Rottumeroog, another uninhabited island
In the 16th century, Rottumeroog lay where Rottumerplaat now lies. It was called Rottum and the island was 9 to 10 kilometers long. Up till 1965, a warden lived there with his family, the Toxopeus Family. The surface area of Rottumeroog is now only 250 hectare. The island has a history of continual erosion, protective measures and unexpected development. One assumed that if nothing was done, the island would disappear into the Westereems. Volunteers have stretched this process out as long as possible. However in 2002, all measures for protecting the coast were ended.
Uninhabited island left alone
Fifteen years later, Rottumeroog still hasn’t disappeared into the sea. It changes shape, it wanders, but it stays approximately the same size. A large protective sandbank surrounding the island has definite influence. The old wind-blown dike has broken through at 1/3 of the beach ridge. Vegetation with pioneer plants grow in this opening, although it fills up with fresh sand during storms.
Nature on Rottumerplaat and Rottumeroog
Rottumerplaat is an important area to rest and forage for bird species found on beach plains: sanderlings, dunlins and Kentish plovers. A large number of coastal birds also nest on Rottumerplaat and Rottumeroog: eiders, shelducks, Arctic terns, common terns, little terns and ringed plovers. The sandwich tern started breeding here in 1996, expanding into a colony of 2335 nests by 1998. The sandwich tern was a fairly rare bird for the Netherlands.
Both islands and the mud flats to the south are nature reserves. Rottumerplaat is closed to the public the entire year. There is a warden from 25 April to 18 August. There are two buildings on Rottumerplaat: the ‘drenkelingenhuis’ (house for people that almost drown) and a building belonging to the State Forestry. This is housing for the wardens, and for volunteers that are given special permission to stay on the island to take nature inventories.

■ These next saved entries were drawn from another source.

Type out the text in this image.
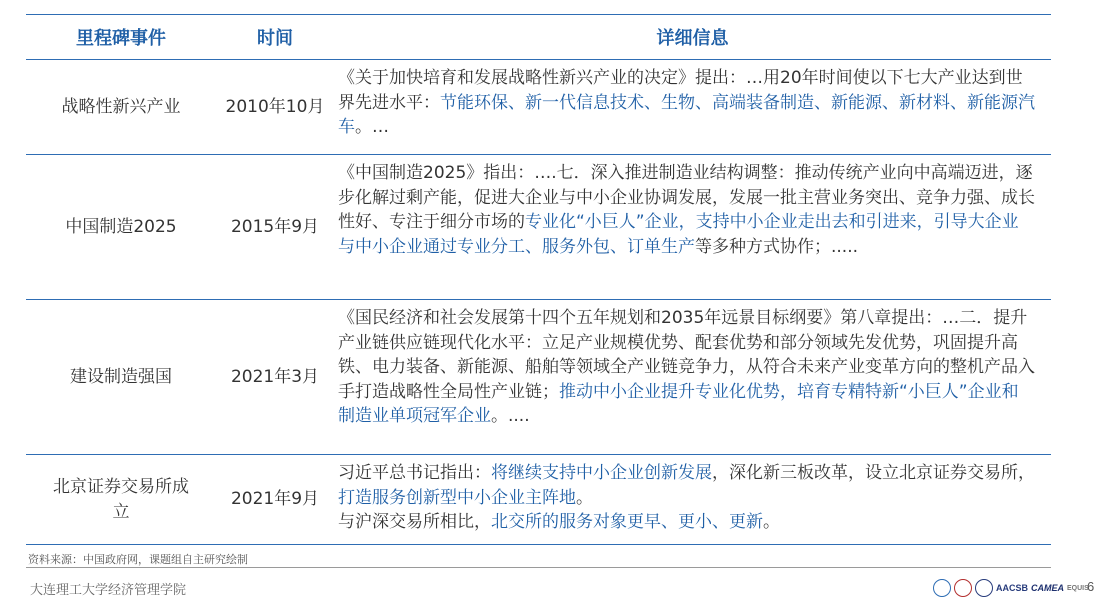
里程碑事件	时间	详细信息
战略性新兴产业	2010年10月	《关于加快培育和发展战略性新兴产业的决定》提出：…用20年时间使以下七大产业达到世界先进水平：节能环保、新一代信息技术、生物、高端装备制造、新能源、新材料、新能源汽车。…
中国制造2025	2015年9月	《中国制造2025》指出：….七．深入推进制造业结构调整：推动传统产业向中高端迈进，逐步化解过剩产能，促进大企业与中小企业协调发展，发展一批主营业务突出、竞争力强、成长性好、专注于细分市场的专业化“小巨人”企业，支持中小企业走出去和引进来，引导大企业与中小企业通过专业分工、服务外包、订单生产等多种方式协作；.....
建设制造强国	2021年3月	《国民经济和社会发展第十四个五年规划和2035年远景目标纲要》第八章提出：…二．提升产业链供应链现代化水平：立足产业规模优势、配套优势和部分领域先发优势，巩固提升高铁、电力装备、新能源、船舶等领域全产业链竞争力，从符合未来产业变革方向的整机产品入手打造战略性全局性产业链；推动中小企业提升专业化优势，培育专精特新“小巨人”企业和制造业单项冠军企业。....
北京证券交易所成立	2021年9月	习近平总书记指出：将继续支持中小企业创新发展，深化新三板改革，设立北京证券交易所，打造服务创新型中小企业主阵地。
与沪深交易所相比，北交所的服务对象更早、更小、更新。
资料来源：中国政府网，课题组自主研究绘制
大连理工大学经济管理学院	AACSB CAMEA EQUIS
6
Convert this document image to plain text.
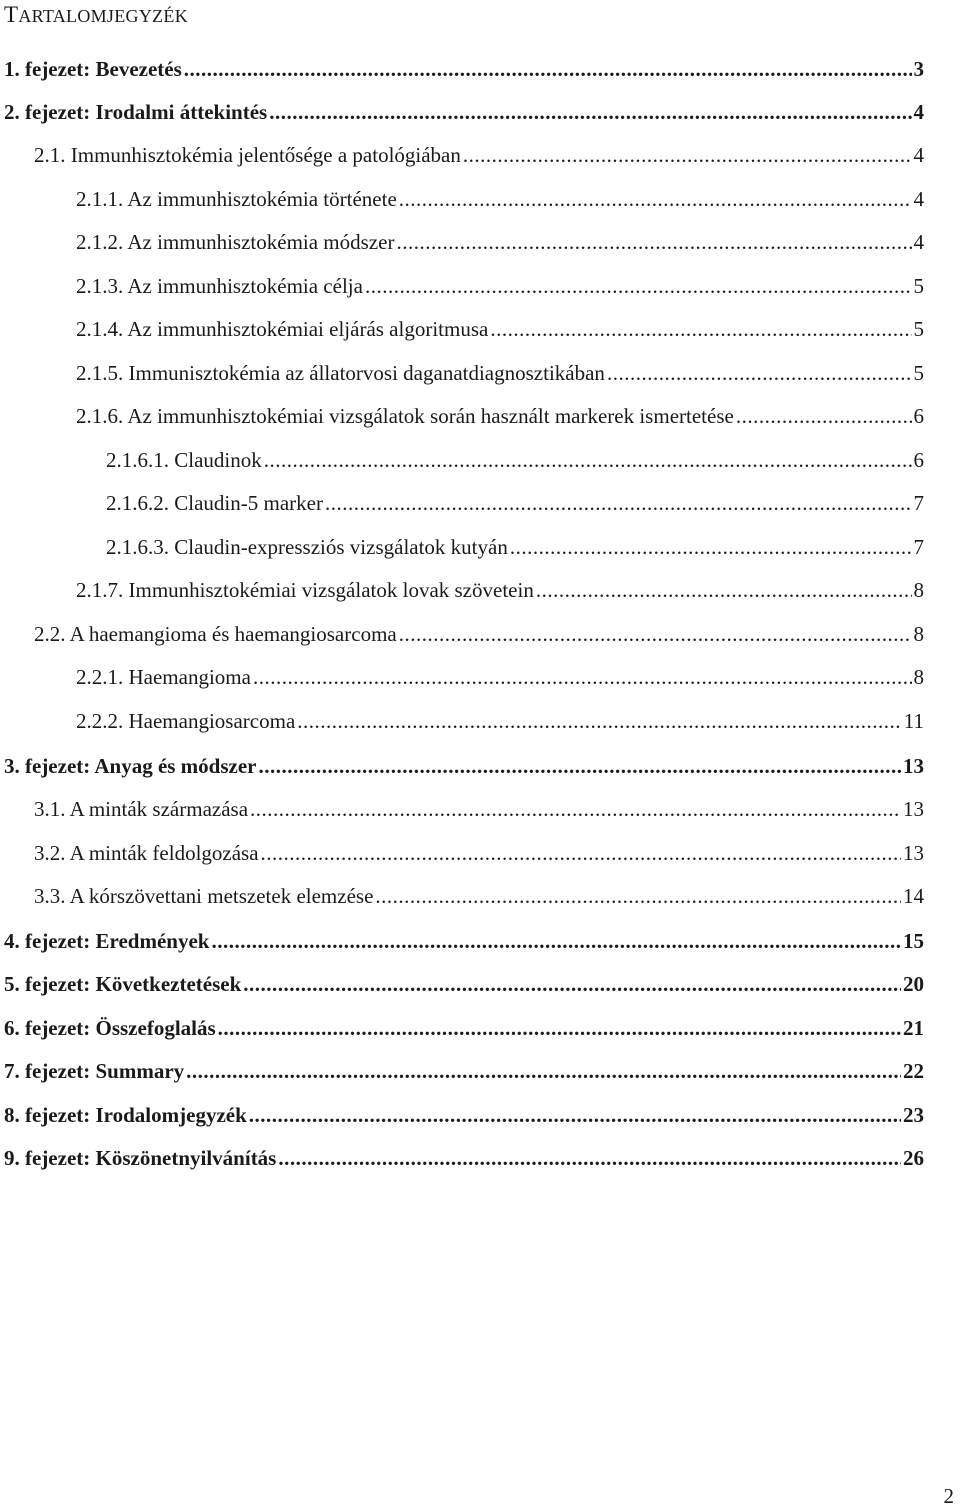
TARTALOMJEGYZÉK
1. fejezet: Bevezetés .....	3
2. fejezet: Irodalmi áttekintés .....	4
2.1. Immunhisztokémia jelentősége a patológiában .....	4
2.1.1. Az immunhisztokémia története .....	4
2.1.2. Az immunhisztokémia módszer .....	4
2.1.3. Az immunhisztokémia célja .....	5
2.1.4. Az immunhisztokémiai eljárás algoritmusa .....	5
2.1.5. Immunisztokémia az állatorvosi daganatdiagnosztikában .....	5
2.1.6. Az immunhisztokémiai vizsgálatok során használt markerek ismertetése .....	6
2.1.6.1. Claudinok .....	6
2.1.6.2. Claudin-5 marker .....	7
2.1.6.3. Claudin-expressziós vizsgálatok kutyán .....	7
2.1.7. Immunhisztokémiai vizsgálatok lovak szövetein .....	8
2.2. A haemangioma és haemangiosarcoma .....	8
2.2.1. Haemangioma .....	8
2.2.2. Haemangiosarcoma .....	11
3. fejezet: Anyag és módszer .....	13
3.1. A minták származása .....	13
3.2. A minták feldolgozása .....	13
3.3. A kórszövettani metszetek elemzése .....	14
4. fejezet: Eredmények .....	15
5. fejezet: Következtetések .....	20
6. fejezet: Összefoglalás .....	21
7. fejezet: Summary .....	22
8. fejezet: Irodalomjegyzék .....	23
9. fejezet: Köszönetnyilvánítás .....	26
2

Uninhabited island as reference area
Since 2005, Rottumerplaat, Rottumeroog and the tidal flats to the south form a reference area for the Wadden Sea, where fisheries have been banned. Natural development is studied yearly. Every five years, biologists evaluate how the area is developing compared to the rest of the Wadden Sea.
Gas in the vicinity of the uninhabited islands
The Dutch natural gas exploiter NAM is not allowed to perform any activities south of Rottumeroog and Rottumerplaat. Any exploitation of gas supplies in the vicinity of the islands will have to take place from the North Sea.